According to Black Box Intelligence (formerly TDn2K) analysis based on data from Guest Intelligence (formerly White Box Social Intelligence), service is the key attribute of the restaurant experience where top performing brands in the marketplace continue to excel. However, the staffing crisis being experienced in the restaurant industry is making it close to impossible for brands other than those at the highest level of performance to deliver on the service levels they aim to provide.
There are many factors contributing to these increased staffing headaches. The industry continues to expand, placing a lot of pressure on those people responsible for keeping restaurants fully staffed. Year-over-year growth in restaurant jobs was 2.4 percent in December according to Black Box Intelligence (formerly TDn2K)’s Workforce Intelligence (formerly People Report). The sentiment in the industry also points towards rising staffing difficulties. According to the Q4 Workforce Intelligence (formerly People Report) Workforce Index, 59 percent of participating brands reported that recruiting managers during that quarter was more difficult than during the third quarter. 68 percent of brands reported increased recruiting difficulty for restaurant hourly employees.

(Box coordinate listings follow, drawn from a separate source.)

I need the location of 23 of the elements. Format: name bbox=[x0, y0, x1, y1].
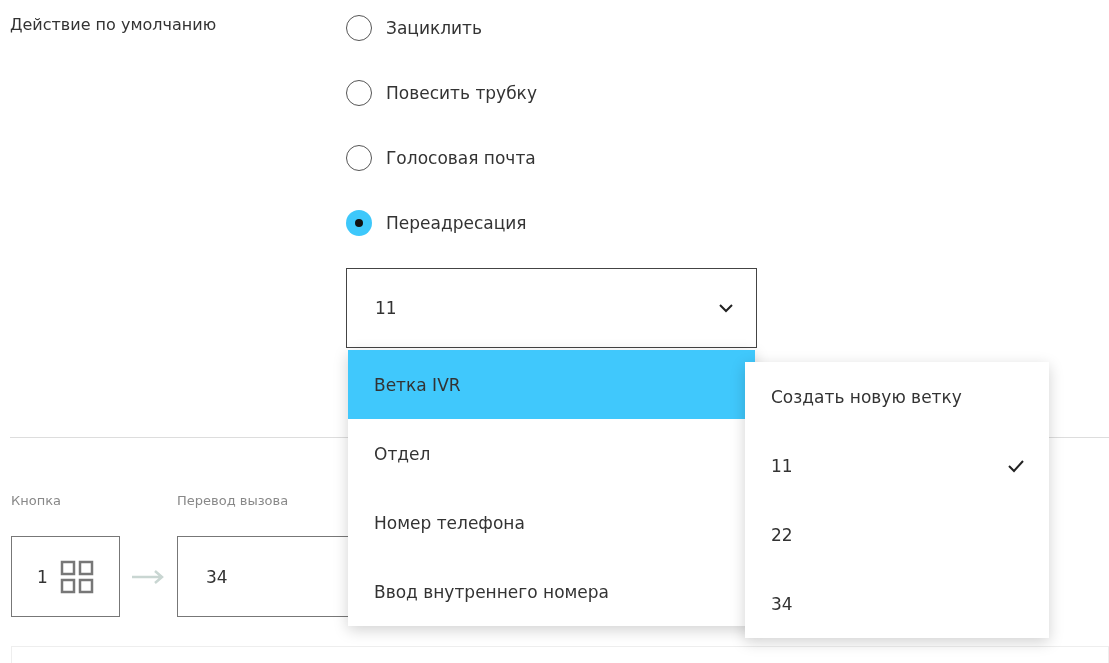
column-label: Перевод вызова bbox=[177, 493, 290, 508]
radio-label[interactable]: Переадресация bbox=[386, 213, 527, 233]
submenu-item-label: 34 bbox=[771, 593, 793, 614]
radio-label[interactable]: Зациклить bbox=[386, 18, 483, 38]
select-value: 11 bbox=[375, 298, 397, 318]
arrow-right-icon bbox=[130, 568, 166, 585]
radio-button[interactable] bbox=[346, 15, 372, 41]
menu-item[interactable]: Ветка IVR bbox=[348, 350, 755, 419]
radio-label[interactable]: Повесить трубку bbox=[386, 83, 537, 103]
key-field[interactable]: 1 bbox=[11, 536, 120, 617]
radio-button[interactable] bbox=[346, 210, 372, 236]
column-label: Кнопка bbox=[11, 493, 62, 508]
field-label: Действие по умолчанию bbox=[10, 14, 218, 36]
radio-button[interactable] bbox=[346, 80, 372, 106]
submenu-item-label: Создать новую ветку bbox=[771, 386, 962, 407]
grid-icon bbox=[59, 559, 94, 594]
radio-label[interactable]: Голосовая почта bbox=[386, 148, 536, 168]
key-value: 1 bbox=[37, 566, 48, 587]
submenu-item-label: 11 bbox=[771, 455, 793, 476]
select-field[interactable]: 11 bbox=[346, 268, 757, 348]
chevron-down-icon bbox=[718, 303, 734, 313]
radio-button[interactable] bbox=[346, 145, 372, 171]
submenu-item-label: 22 bbox=[771, 524, 793, 545]
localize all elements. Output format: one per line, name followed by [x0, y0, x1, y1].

Poor employee retention continues to be the other roadblock for restaurant service. Workforce Intelligence (formerly People Report) analysis shows turnover for both hourly employees and restaurant managers increased again in December. Turnover rates remain at historically high levels, which translates to large portions of the industry’s employee base being short-tenured, not fully trained and unengaged in their jobs. For chain restaurants trying to win the share of stomach battle, this situation is not ideal. Poor retention makes it more challenging for operators to provide guests a superior experience that keeps them coming back.
Black Box Intelligence (formerly TDn2K) is the parent company of Workforce Intelligence (formerly People Report), Financial Intelligence (formerly Black Box Intelligence) and Guest Intelligence (formerly White Box Social Intelligence). Workforce Intelligence (formerly People Report) provides service-sector human capital and workforce analytics for its members monthly. Financial Intelligence (formerly Black Box Intelligence) provides weekly financial and market level data for the restaurant industry. Guest Intelligence (formerly White Box Social Intelligence) delivers consumer insights and reveals online brand health. Black Box Intelligence (formerly TDn2K) membership represents 43,000 restaurant units, nearly 2.6 million employees and $72 billion in sales. They are also the producers of leading restaurant industry events including the Global Best Practices Conference held annually each January in Dallas, Texas.